Гил снял с осуждённого перчатки и показал всем его ладони, на одной из которых расположился ожог в форме пламени, стремящийся к пальцам.
– Отверженный, – обратился к преклонëнному Ханс. – Как тебя звать?
– Урбен Морен. – пробурчал задержанный.
– Видимо, – произнес Гил и дернул Урбена за воротник. – Его когда-то давно выперли из училища. Почему интересно?

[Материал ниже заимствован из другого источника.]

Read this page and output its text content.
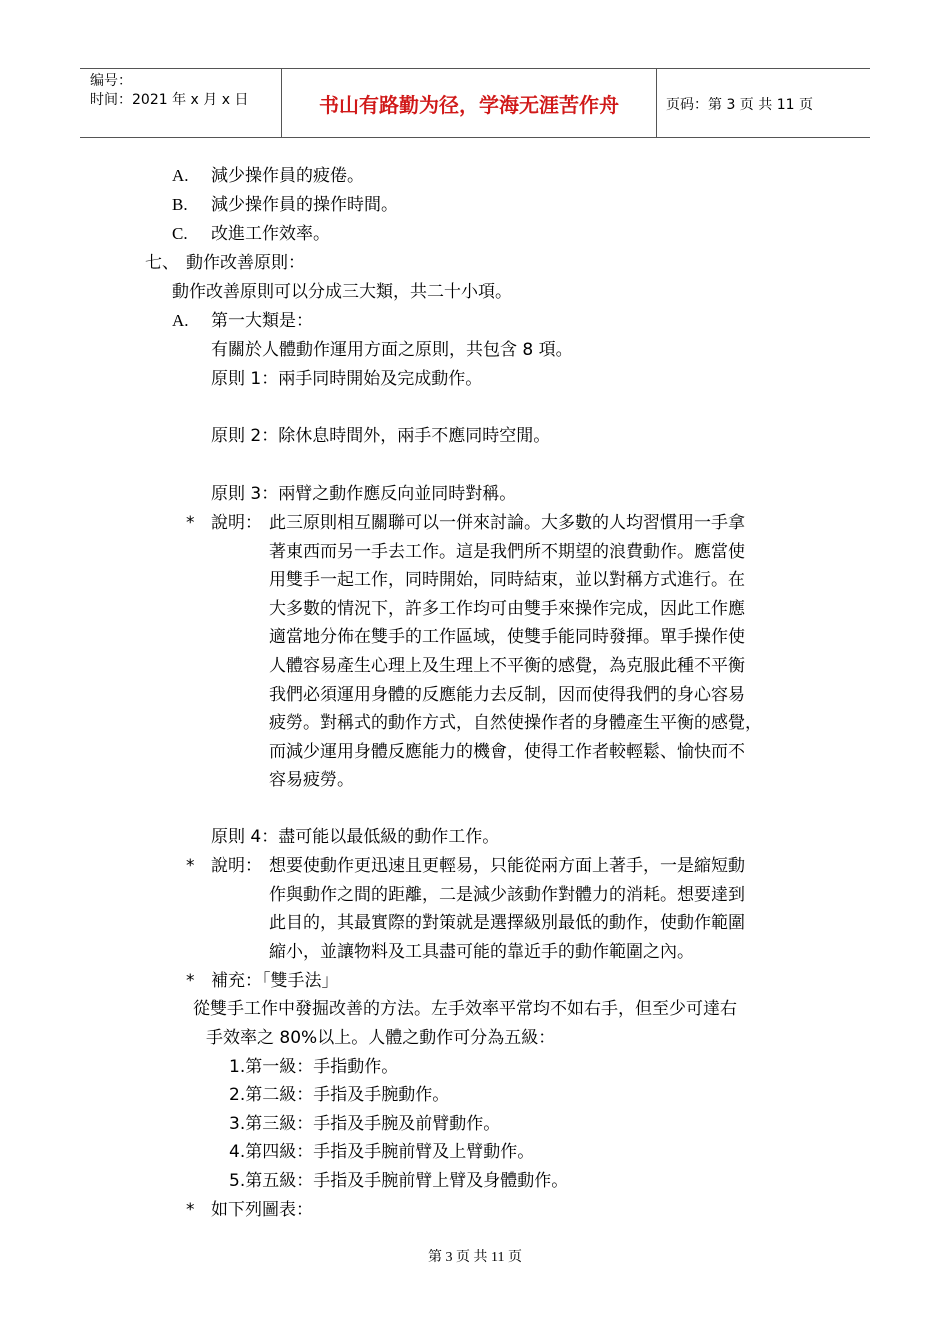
编号：
时间：2021 年 x 月 x 日	书山有路勤为径，学海无涯苦作舟	页码：第 3 页 共 11 页
A. 減少操作員的疲倦。
B. 減少操作員的操作時間。
C. 改進工作效率。
七、 動作改善原則：
動作改善原則可以分成三大類，共二十小項。
A. 第一大類是：
有關於人體動作運用方面之原則，共包含 8 項。
原則 1：兩手同時開始及完成動作。
原則 2：除休息時間外，兩手不應同時空閒。
原則 3：兩臂之動作應反向並同時對稱。
* 說明： 此三原則相互關聯可以一併來討論。大多數的人均習慣用一手拿
著東西而另一手去工作。這是我們所不期望的浪費動作。應當使
用雙手一起工作，同時開始，同時結束，並以對稱方式進行。在
大多數的情況下，許多工作均可由雙手來操作完成，因此工作應
適當地分佈在雙手的工作區域，使雙手能同時發揮。單手操作使
人體容易產生心理上及生理上不平衡的感覺，為克服此種不平衡
我們必須運用身體的反應能力去反制，因而使得我們的身心容易
疲勞。對稱式的動作方式，自然使操作者的身體產生平衡的感覺，
而減少運用身體反應能力的機會，使得工作者較輕鬆、愉快而不
容易疲勞。
原則 4：盡可能以最低級的動作工作。
* 說明： 想要使動作更迅速且更輕易，只能從兩方面上著手，一是縮短動
作與動作之間的距離，二是減少該動作對體力的消耗。想要達到
此目的，其最實際的對策就是選擇級別最低的動作，使動作範圍
縮小，並讓物料及工具盡可能的靠近手的動作範圍之內。
* 補充：「雙手法」
從雙手工作中發掘改善的方法。左手效率平常均不如右手，但至少可達右
手效率之 80%以上。人體之動作可分為五級：
1.第一級：手指動作。
2.第二級：手指及手腕動作。
3.第三級：手指及手腕及前臂動作。
4.第四級：手指及手腕前臂及上臂動作。
5.第五級：手指及手腕前臂上臂及身體動作。
* 如下列圖表：
第 3 页 共 11 页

Умишка не хватило на просвещение?
– Я сбежал, – со злобой ответил отверженный. – А потом меня поймали на краже. – взглянул он исподлобья на инквизитора и добавил: – За которые был сослан на каменоломни, где провëл последние десять лет, чем заслужил свободу! Поэтому оставьте меня в покое!
– Это уже нам решать, дружок. – ощерился «клевец».
– И не придумал ничего умнее, чем прожигать остаток жизни в трактире. – бросил Урбену Альберт.
– Таким, как вы, легко судить! – разъярился задержанный. – Всевышний не наградил вас проклятием, за которое ссылают в училище под надзор инквизиции и наблюдателей! Окажись вы на моём месте, поступили бы точно так же! Возблагодарите Создателя за существование вашей родословной, какой вы обязаны местом и уютом. Приятно быть непогрешимым, не так ли?!
– Много болтаешь о том, чего не знаешь. – заметил Фердинанд.
– О, я многое о вас слышал. – не унимался Морен. – Начиная с того, что вы просиживаете свои полированные задницы в столице за высокое жалование, пользуясь всеобщим уважением, заканчивая нескончаемыми попойками в лучших трактирах Скайхëрта! Считаете себя редкими умниками, хотя не имеете ни малейшего понятия о том, чтó такое быть созидателем! Не ведаете о том, как на каменоломнях обходятся с такими, как я! Попробуйте сами поработать там несколько лет и…
– Остановись, приятель! – врезал ему подзатыльник «клевец». – А то уж как-то сильно ты разошёлся! Не хочешь камней пожевать и дух перевести, дражайший наш оратор?
– На руках Багрового Скитальцах должны были остаться глубокие следы от ран, – вновь напомнил о себе инквизитор Лэмм.
– Ты слышал, Гил. – обратился к лейтенанту Альберт, кивнув на изгнанника.
– Держите его! – призвал Вэй.
– Что?! – успел вякнуть Урбен, прежде чем обе его руки заломили гвардейцы, а Вэй изъял из-за пояса кинжал.
– Вы что делаете?! – забился в ужасе отверженный.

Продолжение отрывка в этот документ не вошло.